Ce pont vient d’être jeté par le président de la Commission des Affaires constitutionnelles du Parlement européen, l’Allemand Jo Leinen du groupe socialiste. Il estime que l’Union européenne devrait se doter d’un "Traité sur la protection des climats (…) L’Union européenne doit créer les conditions politiques et législatives pour une politique consistante en matière de protection du climat (…) Après le marché unique, l’union économique et monétaire et l’élargissement, la politique de protection du climat pourrait devenir le quatrième grand projet de l’intégration européenne". Cinquante ans et plus après les traités CECA et Euratom, l’Union a besoin d’un nouveau traité sur l’utilisation des nouvelles sources d’énergie et sur l’efficacité énergétique. Il pourrait prendre la forme d’un traité spécial sur la protection du climat ou être incorporé dans le projet de Constitution européenne, sous forme d’un protocole additionnel, propose Jo Leinen qui demande aussi que la future Déclaration de Berlin sur le 50ème anniversaire du Traité de Rome fasse mention de la protection du climat. Ajoutons que pour beaucoup de bons esprits, l’éventualité d’une taxe sur le carbone crée une opportunité idéale pour que soient mobilisées, sur cette base, des ressources additionnelles pour le budget communautaire dont l’Union européenne a tant besoin. C’est retrouver, plus de cinquante ans après, le chemin emprunté par les pères fondateurs qui avaient construit le budget CECA à partir du "prélèvement", lui-même établi sur les activités des industries charbonnières et sidérurgiques. C'est aussi réparer les erreurs du passé: le Traité d'Amsterdam, malgré les efforts de la Commission, a oublié l'énergie et le Traité constitutionnel est resté bien timoré sur ce sujet.

 

Pour un manuel européen d’éducation civique du « Citoyen de la terre » ! 

 

Les manuels scolaires ont une grande importance pour l’éducation des peuples, la preuve en a été faite, assez souvent par la négative. De façon positive, français et allemands viennent de réaliser un manuel franco-allemand d’histoire contemporaine destiné, en première instance, à l’usage des grands élèves des collèges et lycées. Ce manuel vient d’être largement diffusé.

 

C’est une expérience qui mérite d’être méditée et renouvelée au travers d’un manuel d’éducation civique pour tous les jeunes européens, pour expliquer la Terre et comment se comporter pour la sauvegarder, puisqu’il n’y a pas une Terre de rechange.

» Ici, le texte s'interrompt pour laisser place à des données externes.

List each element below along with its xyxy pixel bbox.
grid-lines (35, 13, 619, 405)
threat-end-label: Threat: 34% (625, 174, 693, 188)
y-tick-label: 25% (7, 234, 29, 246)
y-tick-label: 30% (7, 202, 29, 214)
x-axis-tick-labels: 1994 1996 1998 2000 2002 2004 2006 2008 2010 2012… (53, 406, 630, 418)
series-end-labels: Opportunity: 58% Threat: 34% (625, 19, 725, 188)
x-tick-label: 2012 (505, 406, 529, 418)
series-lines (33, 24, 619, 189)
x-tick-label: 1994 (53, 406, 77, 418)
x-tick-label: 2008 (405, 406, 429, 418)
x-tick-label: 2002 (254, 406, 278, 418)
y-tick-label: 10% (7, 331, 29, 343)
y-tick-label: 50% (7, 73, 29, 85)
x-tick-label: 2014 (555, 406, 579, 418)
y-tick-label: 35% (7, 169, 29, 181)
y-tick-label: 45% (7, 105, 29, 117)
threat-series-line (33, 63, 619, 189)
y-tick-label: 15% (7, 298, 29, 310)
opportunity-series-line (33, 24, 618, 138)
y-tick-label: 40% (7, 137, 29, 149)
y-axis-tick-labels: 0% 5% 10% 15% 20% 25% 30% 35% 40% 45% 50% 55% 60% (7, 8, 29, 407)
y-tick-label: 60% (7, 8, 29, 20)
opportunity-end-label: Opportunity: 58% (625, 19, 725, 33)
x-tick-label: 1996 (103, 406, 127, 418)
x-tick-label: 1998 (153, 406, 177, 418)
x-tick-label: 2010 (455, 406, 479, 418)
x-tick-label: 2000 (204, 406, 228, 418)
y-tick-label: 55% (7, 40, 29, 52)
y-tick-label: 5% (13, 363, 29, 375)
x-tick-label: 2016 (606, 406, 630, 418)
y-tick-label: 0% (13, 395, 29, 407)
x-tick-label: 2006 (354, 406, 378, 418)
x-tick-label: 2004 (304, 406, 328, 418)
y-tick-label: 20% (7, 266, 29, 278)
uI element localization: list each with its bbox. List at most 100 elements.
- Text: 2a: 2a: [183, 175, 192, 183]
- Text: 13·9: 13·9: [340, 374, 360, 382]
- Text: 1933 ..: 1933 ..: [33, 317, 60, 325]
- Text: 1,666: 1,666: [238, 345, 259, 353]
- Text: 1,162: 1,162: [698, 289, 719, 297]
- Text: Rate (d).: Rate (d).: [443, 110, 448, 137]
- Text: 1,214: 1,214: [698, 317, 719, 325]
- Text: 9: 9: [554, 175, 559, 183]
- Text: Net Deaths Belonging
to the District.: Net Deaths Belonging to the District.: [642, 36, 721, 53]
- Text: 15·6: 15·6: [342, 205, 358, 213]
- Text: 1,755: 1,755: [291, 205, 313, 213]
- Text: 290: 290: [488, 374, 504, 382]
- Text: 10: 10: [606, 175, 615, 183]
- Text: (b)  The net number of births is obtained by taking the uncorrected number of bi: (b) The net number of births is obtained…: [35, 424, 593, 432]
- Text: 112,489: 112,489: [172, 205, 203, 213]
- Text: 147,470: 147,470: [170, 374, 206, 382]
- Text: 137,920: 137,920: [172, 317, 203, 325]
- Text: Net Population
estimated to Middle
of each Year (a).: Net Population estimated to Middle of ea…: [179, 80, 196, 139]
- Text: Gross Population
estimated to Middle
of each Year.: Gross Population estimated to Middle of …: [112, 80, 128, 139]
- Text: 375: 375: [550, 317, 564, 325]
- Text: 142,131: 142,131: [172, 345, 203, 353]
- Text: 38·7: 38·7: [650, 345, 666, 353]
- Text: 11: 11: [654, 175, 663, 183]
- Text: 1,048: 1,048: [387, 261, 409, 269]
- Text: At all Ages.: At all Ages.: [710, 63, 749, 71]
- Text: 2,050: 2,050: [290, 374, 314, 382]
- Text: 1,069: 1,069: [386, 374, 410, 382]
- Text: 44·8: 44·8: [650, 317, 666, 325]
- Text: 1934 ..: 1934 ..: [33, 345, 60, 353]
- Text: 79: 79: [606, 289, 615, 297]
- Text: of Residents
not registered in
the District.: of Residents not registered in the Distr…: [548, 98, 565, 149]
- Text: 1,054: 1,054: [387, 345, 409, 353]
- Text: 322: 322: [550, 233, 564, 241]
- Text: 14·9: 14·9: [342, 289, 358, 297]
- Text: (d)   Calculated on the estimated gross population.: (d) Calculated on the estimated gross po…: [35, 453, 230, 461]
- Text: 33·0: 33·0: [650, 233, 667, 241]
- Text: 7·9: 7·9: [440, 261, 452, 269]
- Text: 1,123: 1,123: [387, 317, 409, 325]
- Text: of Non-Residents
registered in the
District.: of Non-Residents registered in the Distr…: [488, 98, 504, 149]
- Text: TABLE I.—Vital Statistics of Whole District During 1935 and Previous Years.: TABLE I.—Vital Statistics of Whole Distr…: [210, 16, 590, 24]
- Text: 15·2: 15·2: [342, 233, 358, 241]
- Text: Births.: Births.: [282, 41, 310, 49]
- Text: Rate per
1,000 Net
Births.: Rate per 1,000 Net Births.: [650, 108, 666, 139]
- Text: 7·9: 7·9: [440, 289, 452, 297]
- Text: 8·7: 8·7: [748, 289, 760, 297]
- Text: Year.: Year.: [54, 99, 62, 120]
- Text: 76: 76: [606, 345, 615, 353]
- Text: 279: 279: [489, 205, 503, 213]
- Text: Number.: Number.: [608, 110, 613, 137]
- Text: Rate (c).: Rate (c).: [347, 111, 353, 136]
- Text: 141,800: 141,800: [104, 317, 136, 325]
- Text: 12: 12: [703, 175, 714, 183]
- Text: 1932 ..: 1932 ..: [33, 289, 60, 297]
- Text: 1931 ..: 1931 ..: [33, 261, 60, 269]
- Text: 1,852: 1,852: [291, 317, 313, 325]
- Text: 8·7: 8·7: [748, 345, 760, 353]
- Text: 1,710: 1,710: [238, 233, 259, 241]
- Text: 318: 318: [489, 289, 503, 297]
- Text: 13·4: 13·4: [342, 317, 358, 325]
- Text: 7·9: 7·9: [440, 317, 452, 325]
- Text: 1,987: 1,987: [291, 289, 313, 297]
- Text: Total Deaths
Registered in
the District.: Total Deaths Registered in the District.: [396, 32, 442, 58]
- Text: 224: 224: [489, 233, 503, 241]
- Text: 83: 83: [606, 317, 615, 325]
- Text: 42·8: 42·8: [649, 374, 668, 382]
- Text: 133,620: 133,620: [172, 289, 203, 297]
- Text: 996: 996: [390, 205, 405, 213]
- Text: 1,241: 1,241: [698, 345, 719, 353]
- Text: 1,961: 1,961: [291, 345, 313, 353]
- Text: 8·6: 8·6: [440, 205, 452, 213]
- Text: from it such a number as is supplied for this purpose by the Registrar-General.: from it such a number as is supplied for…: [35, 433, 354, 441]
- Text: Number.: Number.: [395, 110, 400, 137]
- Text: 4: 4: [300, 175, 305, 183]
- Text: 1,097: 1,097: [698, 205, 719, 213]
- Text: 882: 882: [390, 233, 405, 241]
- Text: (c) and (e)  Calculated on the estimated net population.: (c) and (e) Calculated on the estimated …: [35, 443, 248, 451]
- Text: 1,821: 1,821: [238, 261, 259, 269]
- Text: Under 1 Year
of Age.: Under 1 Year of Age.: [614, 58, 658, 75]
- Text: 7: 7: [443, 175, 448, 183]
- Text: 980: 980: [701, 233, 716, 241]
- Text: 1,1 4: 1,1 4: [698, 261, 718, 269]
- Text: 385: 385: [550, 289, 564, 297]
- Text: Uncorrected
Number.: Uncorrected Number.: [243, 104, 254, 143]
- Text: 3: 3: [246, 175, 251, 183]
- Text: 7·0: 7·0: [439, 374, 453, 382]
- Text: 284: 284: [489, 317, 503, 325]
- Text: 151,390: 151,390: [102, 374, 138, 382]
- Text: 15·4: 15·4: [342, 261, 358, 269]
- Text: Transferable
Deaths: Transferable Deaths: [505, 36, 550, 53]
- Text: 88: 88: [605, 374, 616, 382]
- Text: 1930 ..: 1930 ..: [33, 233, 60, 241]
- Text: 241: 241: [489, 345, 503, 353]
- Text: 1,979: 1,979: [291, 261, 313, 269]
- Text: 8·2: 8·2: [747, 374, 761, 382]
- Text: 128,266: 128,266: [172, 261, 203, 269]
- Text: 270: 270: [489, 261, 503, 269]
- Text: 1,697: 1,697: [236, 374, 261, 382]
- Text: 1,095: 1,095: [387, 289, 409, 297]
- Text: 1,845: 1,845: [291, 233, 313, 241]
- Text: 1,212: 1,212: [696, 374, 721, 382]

L’Europe s’est construite et se construit encore largement sur le passé, un peu sur le présent. Ce qui nous serait ainsi proposé, c’est un nouveau départ, fondé pour l’essentiel sur le futur, non pas un futur fait d’idéologies diverses et contradictoires, mais un futur de contraintes et de menaces universelles irréversibles, liées aux comportements des hommes.